In short
If you build software with AI agents, those agents take actions on your behalf: they call APIs, run code, fetch documents, hand work off to other agents. Today, when something goes wrong or an auditor asks what happened, you look at logs. The problem is that logs are just text someone wrote down. A bug, a misconfigured service, or a malicious actor could record one thing while doing another, and you would have no way to tell.
Dapr is an open-source runtime that sits underneath your services and handles plumbing like state management, service-to-service calls, and workflow orchestration. The new 1.18 release adds cryptographic signatures to that plumbing. Every step a workflow takes gets signed by whichever component executed it, and each signature is chained to the previous step, similar to how a blockchain links blocks. If anyone modifies the history later, the chain breaks and you can detect it.
Why it matters: regulators in the EU and the US are starting to require tamper-evident records of how automated systems made decisions. More practically, if you let an agent move money or write to a production database, you want mathematical evidence of what it did, not a log file someone could edit.
The catch: this proves the orchestrator's view of events. It does not prove what happened inside the language model itself. That is a harder, still-open problem.

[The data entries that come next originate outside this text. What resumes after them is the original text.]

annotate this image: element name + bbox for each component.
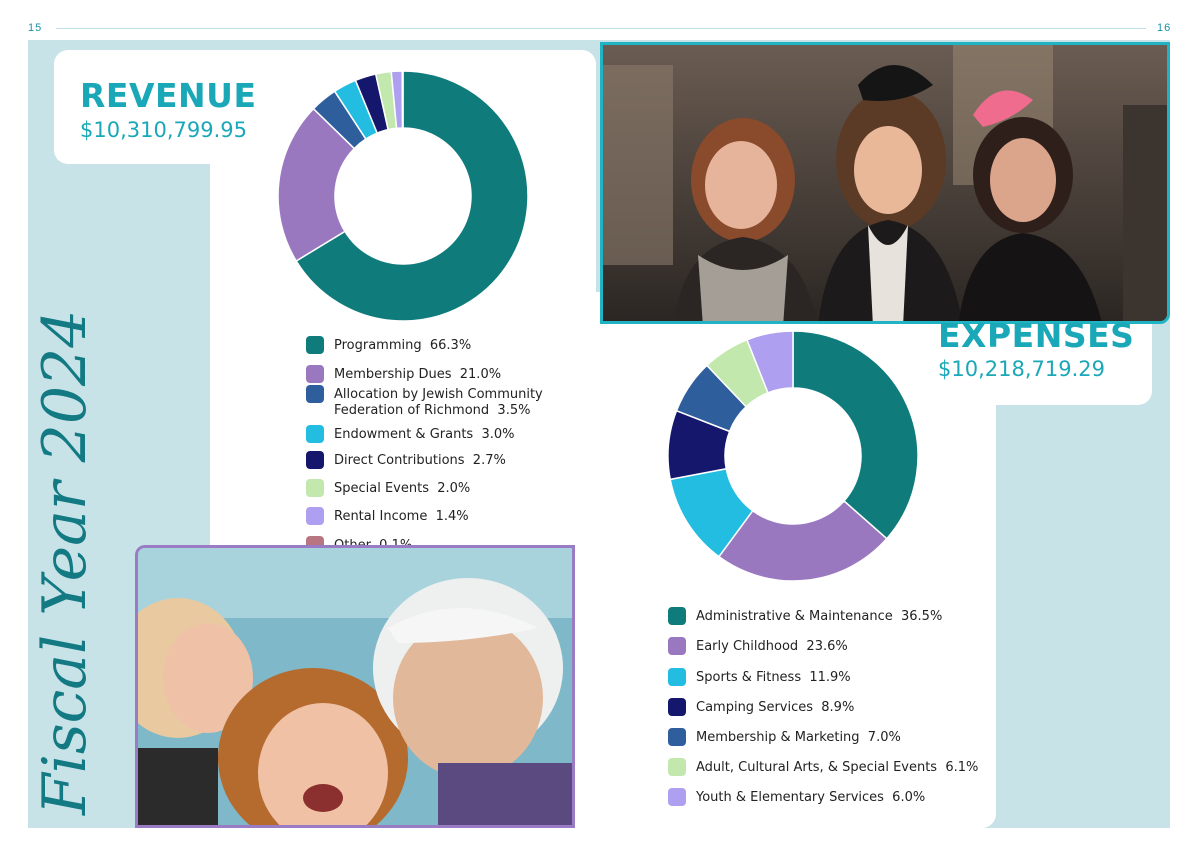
expenses-legend-item: Administrative & Maintenance 36.5%: [668, 607, 988, 625]
revenue-legend-item: Direct Contributions 2.7%: [306, 451, 556, 469]
expenses-legend-label: Administrative & Maintenance 36.5%: [696, 609, 943, 624]
revenue-slice-8: [401, 70, 404, 129]
revenue-legend-swatch: [306, 507, 324, 525]
event-guests-image: [603, 45, 1167, 321]
revenue-legend: Programming 66.3% Membership Dues 21.0% Al…: [306, 336, 556, 554]
revenue-card: [210, 50, 596, 610]
expenses-legend-item: Sports & Fitness 11.9%: [668, 668, 988, 686]
revenue-heading-card: [54, 50, 254, 164]
children-selfie-image: [138, 548, 572, 825]
page-number-left: 15: [28, 22, 43, 34]
expenses-legend-item: Camping Services 8.9%: [668, 698, 988, 716]
revenue-legend-swatch: [306, 365, 324, 383]
revenue-legend-item: Programming 66.3%: [306, 336, 556, 354]
revenue-legend-swatch: [306, 425, 324, 443]
expenses-slice-7: [746, 330, 794, 394]
expenses-legend-swatch: [668, 607, 686, 625]
revenue-donut-chart: [277, 70, 529, 322]
revenue-legend-swatch: [306, 479, 324, 497]
expenses-legend-label: Membership & Marketing 7.0%: [696, 730, 901, 745]
revenue-legend-label: Programming 66.3%: [334, 338, 472, 353]
expenses-legend-label: Adult, Cultural Arts, & Special Events 6…: [696, 760, 979, 775]
expenses-legend-item: Early Childhood 23.6%: [668, 637, 988, 655]
expenses-legend-swatch: [668, 698, 686, 716]
expenses-slice-1: [792, 330, 919, 540]
revenue-legend-label: Rental Income 1.4%: [334, 509, 469, 524]
expenses-legend-label: Sports & Fitness 11.9%: [696, 670, 851, 685]
revenue-legend-label: Allocation by Jewish Community Federatio…: [334, 387, 543, 418]
event-guests-photo: [600, 42, 1170, 324]
expenses-total: $10,218,719.29: [938, 357, 1105, 381]
expenses-donut-chart: [667, 330, 919, 582]
revenue-legend-item: Rental Income 1.4%: [306, 507, 556, 525]
expenses-legend-swatch: [668, 728, 686, 746]
children-photo: [135, 545, 575, 828]
expenses-legend-swatch: [668, 788, 686, 806]
expenses-legend-item: Membership & Marketing 7.0%: [668, 728, 988, 746]
expenses-legend: Administrative & Maintenance 36.5% Early …: [668, 607, 988, 806]
revenue-legend-label: Direct Contributions 2.7%: [334, 453, 506, 468]
expenses-legend-item: Youth & Elementary Services 6.0%: [668, 788, 988, 806]
revenue-legend-item: Special Events 2.0%: [306, 479, 556, 497]
expenses-legend-swatch: [668, 668, 686, 686]
page-number-right: 16: [1157, 22, 1172, 34]
expenses-legend-swatch: [668, 637, 686, 655]
revenue-legend-item: Endowment & Grants 3.0%: [306, 425, 556, 443]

Diagrid Inc. shipped Dapr 1.18 today, adding what it calls verifiable execution: a set of primitives that produce cryptographic evidence of how an agent or workflow ran, who held custody of intermediate state, and whether the recorded history was tampered with after the fact. The release is built on new capabilities in the open-source runtime: Workflow History Signing, which signs execution records so they become tamper-evident and independently verifiable, backed by application identities tied to the open SPIFFE standard; and Workflow History Propagation, which lets execution lineage travel across workflow, service, and application boundaries.
For ML practitioners running agentic systems in production, this closes a gap that observability tools have not addressed. With agents now invoking tools that move money, write to production databases, or trigger physical processes, the audit surface is wider than the average LLMOps stack was designed for.
The concrete change for teams building on Dapr is that workflow steps emit signed records keyed to the identity of the executing component. Replays and post-incident reviews can verify the chain end-to-end without trusting the application layer that produced it. Diagrid is leaning on Dapr's existing identity model (SPIFFE-based workload identity) to anchor signatures, which means the verification layer builds on the Dapr workflow engine Diagrid already maintains.
Second-order implications are worth thinking through. First, regulated industries that have been hesitant to put agents on critical paths get a defensible audit story. Second, this raises the floor for what enterprise buyers will demand from agent frameworks. Expect procurement checklists to start asking. Third, the existence of signed workflow histories opens the door to cross-organization agent workflows where multiple parties need to verify each other's execution without sharing raw logs. That is the prerequisite for any serious multi-tenant agent marketplace.
Caveats: signed logs prove what a component reported, not what it actually computed inside an opaque model call. Verifying that the LLM produced a given output for given inputs still requires either deterministic decoding plus reproducible serving, or trusted execution environments. Diagrid is solving the orchestration-layer integrity problem, which is the tractable half. The model-layer attestation problem remains open, and teams that conflate the two will overstate their guarantees in audit conversations.
Worth evaluating if you are running Dapr, planning a migration to it, or building anything where an auditor will eventually ask "how do you know that's what happened?"